Even a cold economy has some hot opportunities
The business aviation downturn will last at least another year or two but there is still plenty of room for good deal-making, according to financial advisors First Equity. Director of investment banking Brett Pogany told NBAA Convention News that new aircraft sales are being stifled by “negative factors” such as supply pressure from a strong pre-owned market. He said that this has led manufacturers here at the Orlando show this week to focus on repackaging their existing products to “freshen up” their appeal in the marketplace, rather than investing in new models.
Commenting on the latest market forecasts from Honeywell, Rolls-Royce and the Teal Group, First Equity associate Matthew Mejia said that the medium- to long-term optimism for a recovery in demand is essentially a hedge against real uncertainty over where the U.S. and global economy is going. “There really is a great deal of uncertainty out there among our clients,” he said.
Mergers and acquisitions are bread-and-butter business for First Equity, and Pogany said there is not much activity on this front at the moment in business aviation.

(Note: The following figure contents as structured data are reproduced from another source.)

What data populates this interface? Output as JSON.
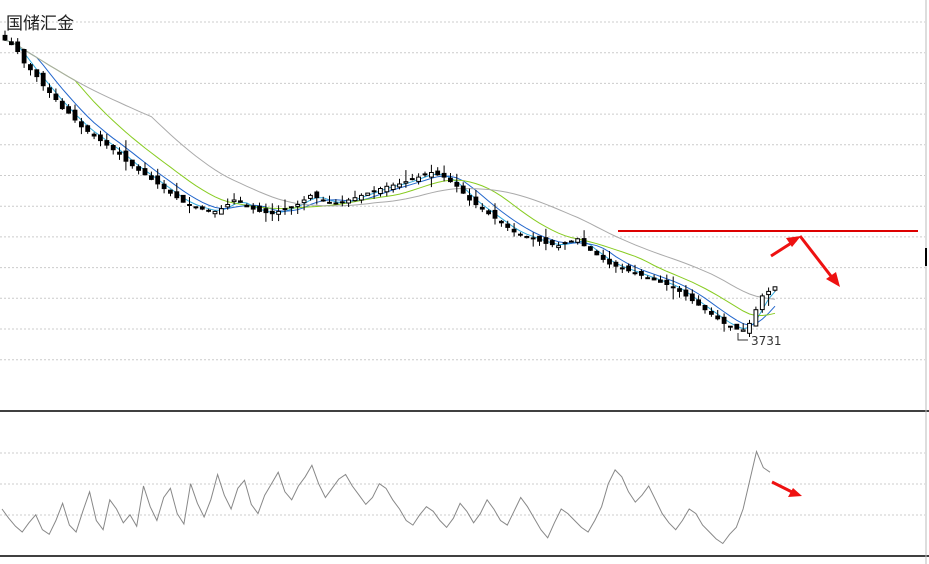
{
  "brand": {
    "watermark": "国储汇金"
  },
  "colors": {
    "background": "#ffffff",
    "candle": "#000000",
    "ma_fast": "#33aadd",
    "ma_mid": "#2266cc",
    "ma_slow": "#88cc22",
    "ma_long": "#aaaaaa",
    "resistance": "#dd0000",
    "arrow": "#ee1111",
    "indicator": "#888888",
    "gridline": "#cccccc",
    "frame": "#000000"
  },
  "chart_data": {
    "type": "candlestick",
    "title": "",
    "xlabel": "",
    "ylabel": "",
    "y_axis_labels": false,
    "grid": "horizontal-dotted",
    "annotations": {
      "low_label": "3731",
      "resistance_line": "horizontal-red",
      "arrows": [
        "up-right",
        "down-right",
        "down-right-indicator"
      ]
    },
    "price_series": [
      5000,
      4980,
      4950,
      4900,
      4870,
      4840,
      4800,
      4770,
      4740,
      4700,
      4680,
      4650,
      4620,
      4600,
      4580,
      4560,
      4540,
      4520,
      4500,
      4470,
      4450,
      4430,
      4410,
      4390,
      4370,
      4350,
      4330,
      4310,
      4290,
      4280,
      4270,
      4260,
      4255,
      4250,
      4262,
      4280,
      4300,
      4290,
      4270,
      4260,
      4250,
      4245,
      4240,
      4250,
      4260,
      4270,
      4280,
      4300,
      4320,
      4310,
      4300,
      4290,
      4285,
      4290,
      4300,
      4310,
      4320,
      4330,
      4340,
      4350,
      4360,
      4365,
      4370,
      4380,
      4390,
      4400,
      4410,
      4420,
      4410,
      4400,
      4380,
      4360,
      4330,
      4300,
      4280,
      4260,
      4240,
      4220,
      4200,
      4180,
      4160,
      4150,
      4140,
      4130,
      4120,
      4110,
      4105,
      4100,
      4110,
      4120,
      4130,
      4100,
      4080,
      4060,
      4040,
      4020,
      4010,
      4000,
      3990,
      3980,
      3970,
      3960,
      3950,
      3940,
      3930,
      3920,
      3900,
      3880,
      3860,
      3840,
      3820,
      3800,
      3780,
      3760,
      3745,
      3735,
      3731,
      3760,
      3820,
      3880,
      3900,
      3920
    ],
    "indicator_series": [
      40,
      32,
      25,
      20,
      28,
      35,
      22,
      18,
      30,
      45,
      26,
      20,
      38,
      55,
      30,
      22,
      48,
      40,
      28,
      35,
      25,
      60,
      42,
      30,
      50,
      58,
      36,
      27,
      62,
      45,
      33,
      48,
      70,
      52,
      40,
      58,
      65,
      44,
      36,
      52,
      62,
      72,
      55,
      48,
      60,
      68,
      78,
      62,
      50,
      58,
      66,
      70,
      60,
      52,
      44,
      50,
      62,
      58,
      48,
      40,
      30,
      26,
      35,
      42,
      38,
      30,
      24,
      32,
      45,
      38,
      28,
      36,
      48,
      40,
      30,
      26,
      38,
      50,
      42,
      32,
      22,
      15,
      28,
      40,
      36,
      30,
      24,
      20,
      30,
      42,
      62,
      74,
      68,
      55,
      46,
      52,
      60,
      48,
      36,
      28,
      22,
      30,
      40,
      36,
      26,
      20,
      14,
      10,
      18,
      24,
      40,
      65,
      90,
      76,
      72
    ]
  }
}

Companies are looking to “hunker down” until future trading conditions become clearer. “We will often advise clients that now is not the right time to proceed with an acquisition or sale, and that they should wait a while,” he explained. Even though these transactions generate substantial fees for firms like First Equity, Pogany said, “ We don’t just flash and burn on mergers, because we have a reputation to keep and you are only as good as your last merger.”

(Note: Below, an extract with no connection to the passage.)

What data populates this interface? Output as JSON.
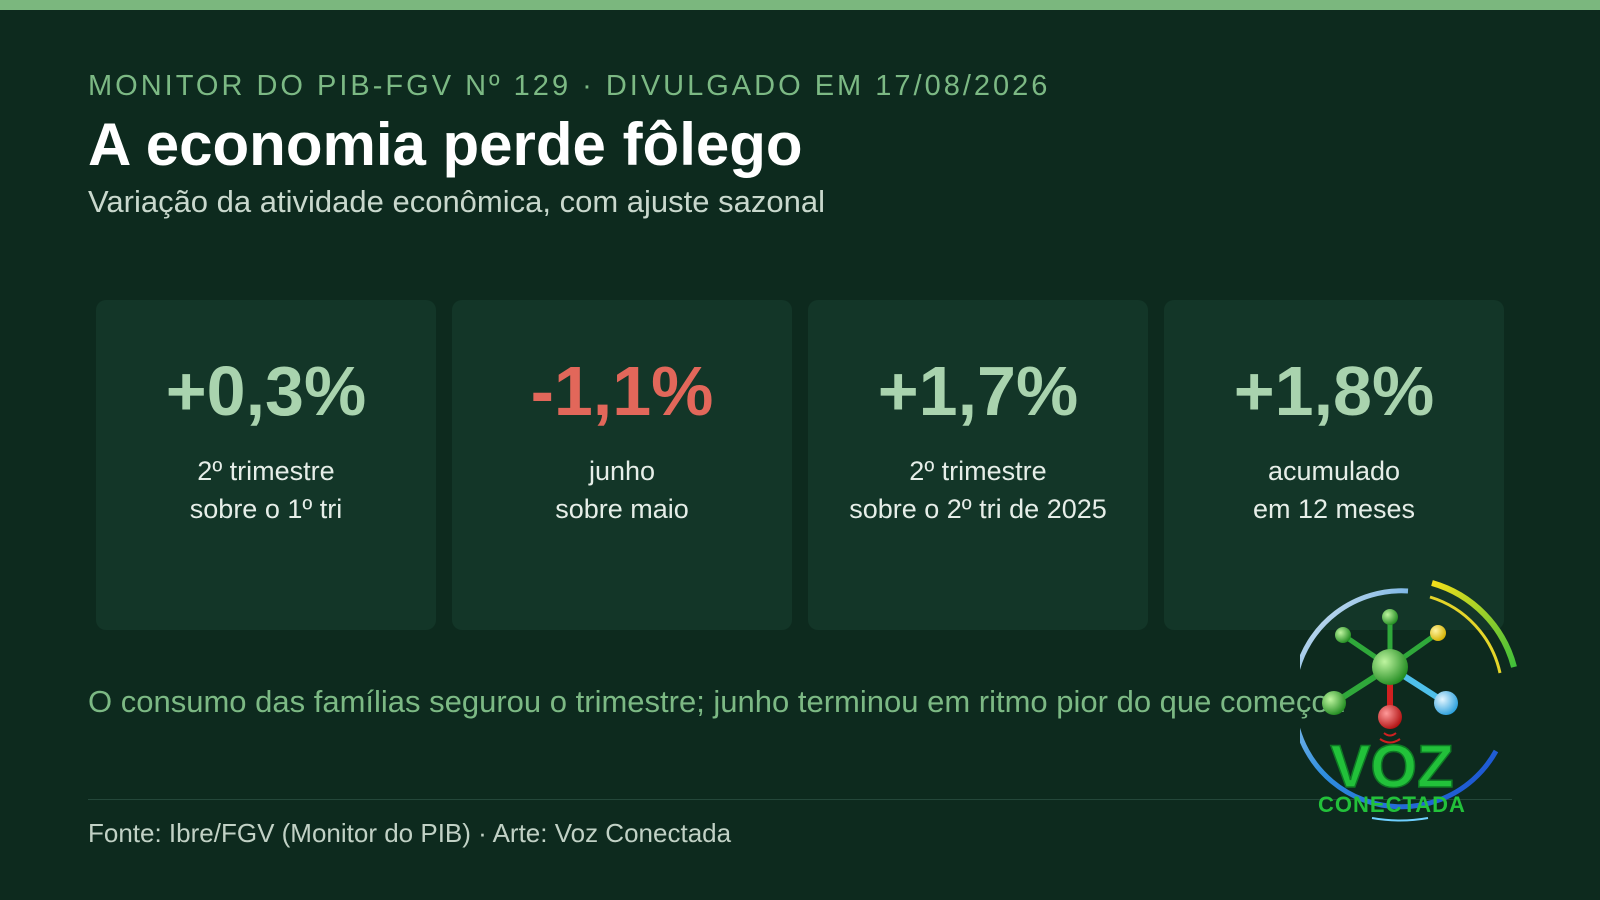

That said, in Mejia’s view some bizav firms are still seeking to divest non-core businesses, and there are some good buys to be had in light of depressed stock prices. Generally, though, the immediate expectations that the September 11 terrorist attacks would spur a wave of fire sales among corporations facing revenue crises has not materialized. “Some companies have been forced into restructuring or sales, but whenever possible they have decided to wait,” said Pogany. “One factor is that equity values are much lower, so there simply isn’t enough cash for acquisitions.”

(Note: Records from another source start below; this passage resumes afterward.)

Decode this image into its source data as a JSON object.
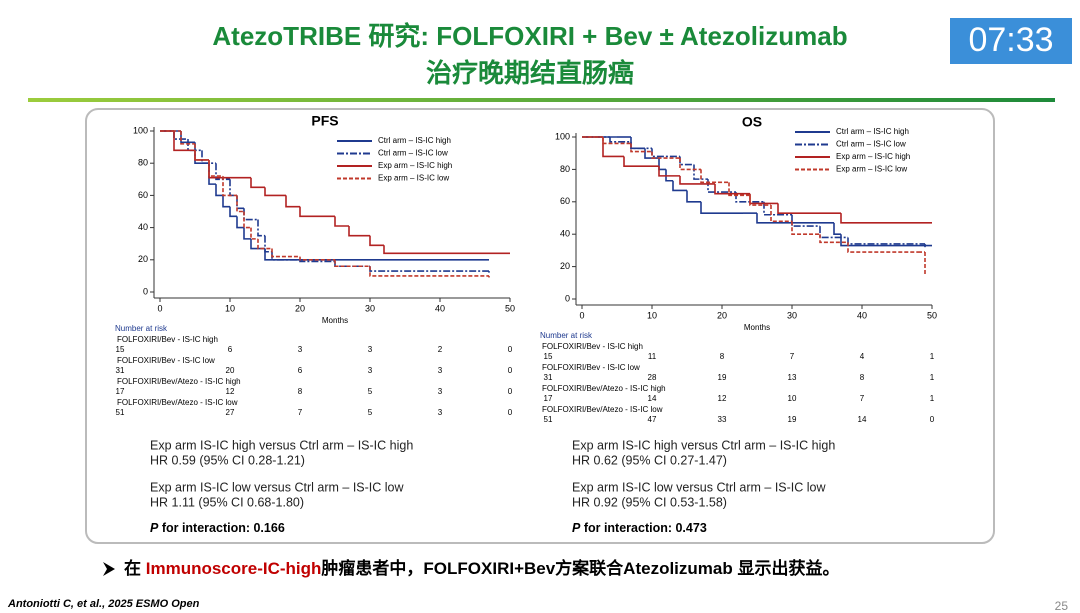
{
  "header": {
    "title_line1": "AtezoTRIBE 研究: FOLFOXIRI + Bev ± Atezolizumab",
    "title_line2": "治疗晚期结直肠癌",
    "timer": "07:33"
  },
  "chart_data": [
    {
      "type": "line",
      "step": true,
      "title": "PFS",
      "x_label": "Months",
      "xlim": [
        0,
        50
      ],
      "xticks": [
        0,
        10,
        20,
        30,
        40,
        50
      ],
      "ylim": [
        0,
        100
      ],
      "yticks": [
        0,
        20,
        40,
        60,
        80,
        100
      ],
      "grid": false,
      "legend": "upper right",
      "series": [
        {
          "name": "Ctrl arm – IS-IC high",
          "color": "#1f3a8f",
          "dash": "solid",
          "x": [
            0,
            3,
            5,
            7,
            8,
            9,
            10,
            11,
            12,
            13,
            15,
            47
          ],
          "values": [
            100,
            93,
            80,
            67,
            60,
            53,
            47,
            40,
            33,
            27,
            20,
            20
          ]
        },
        {
          "name": "Ctrl arm – IS-IC low",
          "color": "#1f3a8f",
          "dash": "dashdot",
          "x": [
            0,
            2,
            4,
            6,
            8,
            10,
            11,
            12,
            14,
            15,
            16,
            20,
            25,
            30,
            47
          ],
          "values": [
            100,
            95,
            88,
            80,
            70,
            60,
            52,
            45,
            35,
            25,
            20,
            19,
            16,
            13,
            12
          ]
        },
        {
          "name": "Exp arm – IS-IC high",
          "color": "#b22222",
          "dash": "solid",
          "x": [
            0,
            2,
            5,
            7,
            13,
            15,
            18,
            20,
            25,
            27,
            30,
            32,
            50
          ],
          "values": [
            100,
            88,
            82,
            71,
            65,
            60,
            53,
            47,
            41,
            35,
            29,
            24,
            24
          ]
        },
        {
          "name": "Exp arm – IS-IC low",
          "color": "#c0392b",
          "dash": "dash",
          "x": [
            0,
            3,
            5,
            7,
            9,
            11,
            12,
            13,
            14,
            16,
            20,
            25,
            30,
            47
          ],
          "values": [
            100,
            92,
            82,
            72,
            60,
            50,
            40,
            33,
            27,
            22,
            20,
            16,
            10,
            9
          ]
        }
      ],
      "risk_table": {
        "title": "Number at risk",
        "rows": [
          {
            "label": "FOLFOXIRI/Bev - IS-IC high",
            "values": [
              15,
              6,
              3,
              3,
              2,
              0
            ]
          },
          {
            "label": "FOLFOXIRI/Bev - IS-IC low",
            "values": [
              31,
              20,
              6,
              3,
              3,
              0
            ]
          },
          {
            "label": "FOLFOXIRI/Bev/Atezo - IS-IC high",
            "values": [
              17,
              12,
              8,
              5,
              3,
              0
            ]
          },
          {
            "label": "FOLFOXIRI/Bev/Atezo - IS-IC low",
            "values": [
              51,
              27,
              7,
              5,
              3,
              0
            ]
          }
        ]
      },
      "stats": [
        "Exp arm IS-IC high versus Ctrl arm – IS-IC high",
        "HR 0.59 (95% CI 0.28-1.21)",
        "Exp arm IS-IC low versus Ctrl arm – IS-IC low",
        "HR 1.11 (95% CI 0.68-1.80)"
      ],
      "interaction": [
        "P",
        " for interaction: 0.166"
      ]
    },
    {
      "type": "line",
      "step": true,
      "title": "OS",
      "x_label": "Months",
      "xlim": [
        0,
        50
      ],
      "xticks": [
        0,
        10,
        20,
        30,
        40,
        50
      ],
      "ylim": [
        0,
        100
      ],
      "yticks": [
        0,
        20,
        40,
        60,
        80,
        100
      ],
      "grid": false,
      "legend": "upper right",
      "series": [
        {
          "name": "Ctrl arm – IS-IC high",
          "color": "#1f3a8f",
          "dash": "solid",
          "x": [
            0,
            5,
            7,
            9,
            11,
            12,
            13,
            15,
            17,
            23,
            25,
            36,
            37,
            50
          ],
          "values": [
            100,
            100,
            93,
            87,
            80,
            73,
            67,
            60,
            53,
            53,
            47,
            40,
            33,
            33
          ]
        },
        {
          "name": "Ctrl arm – IS-IC low",
          "color": "#1f3a8f",
          "dash": "dashdot",
          "x": [
            0,
            4,
            7,
            10,
            14,
            16,
            18,
            22,
            26,
            30,
            34,
            38,
            49
          ],
          "values": [
            100,
            97,
            93,
            88,
            83,
            74,
            66,
            60,
            52,
            45,
            38,
            34,
            32
          ]
        },
        {
          "name": "Exp arm – IS-IC high",
          "color": "#b22222",
          "dash": "solid",
          "x": [
            0,
            3,
            6,
            11,
            14,
            19,
            24,
            28,
            37,
            50
          ],
          "values": [
            100,
            88,
            82,
            76,
            71,
            65,
            59,
            53,
            47,
            47
          ]
        },
        {
          "name": "Exp arm – IS-IC low",
          "color": "#c0392b",
          "dash": "dash",
          "x": [
            0,
            3,
            7,
            10,
            14,
            17,
            21,
            24,
            27,
            30,
            34,
            38,
            48,
            49
          ],
          "values": [
            100,
            96,
            91,
            87,
            80,
            72,
            64,
            58,
            48,
            40,
            35,
            29,
            29,
            15
          ]
        }
      ],
      "risk_table": {
        "title": "Number at risk",
        "rows": [
          {
            "label": "FOLFOXIRI/Bev - IS-IC high",
            "values": [
              15,
              11,
              8,
              7,
              4,
              1
            ]
          },
          {
            "label": "FOLFOXIRI/Bev - IS-IC low",
            "values": [
              31,
              28,
              19,
              13,
              8,
              1
            ]
          },
          {
            "label": "FOLFOXIRI/Bev/Atezo - IS-IC high",
            "values": [
              17,
              14,
              12,
              10,
              7,
              1
            ]
          },
          {
            "label": "FOLFOXIRI/Bev/Atezo - IS-IC low",
            "values": [
              51,
              47,
              33,
              19,
              14,
              0
            ]
          }
        ]
      },
      "stats": [
        "Exp arm IS-IC high versus Ctrl arm – IS-IC high",
        "HR 0.62 (95% CI 0.27-1.47)",
        "Exp arm IS-IC low versus Ctrl arm – IS-IC low",
        "HR 0.92 (95% CI 0.53-1.58)"
      ],
      "interaction": [
        "P",
        " for interaction: 0.473"
      ]
    }
  ],
  "conclusion": [
    "在 ",
    "Immunoscore-IC-high",
    "肿瘤患者中，FOLFOXIRI+Bev方案联合Atezolizumab 显示出获益。"
  ],
  "footer": {
    "citation": "Antoniotti C, et al., 2025 ESMO Open",
    "page": "25"
  }
}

The wider capital market, however, is still flushed with greenbacks and since the stock market is now a questionable investment conduit, some investors are willing to look at aviation projects that make a sound business case. Westport, Conn.-based First Equity suggested that the new Eclipse six-seat jet could be one such program. “This is a really innovative project that could change the industry, despite its detractors, and we think it will bring people into the market,” said Pogany. He added that the investment community’s confidence in Eclipse was boosted because of founder Vern Raburn’s “realistic” estimates of development costs.
One thing that sets First Equity apart from other financiers is that it actually has some of its own business aviation holdings, including Memphis, Tenn.-based Aerospace Products International, a supply chain management and parts distribution specialist. Pogany and his colleagues are based at the API exhibit here at the NBAA show (Booth No. 2815).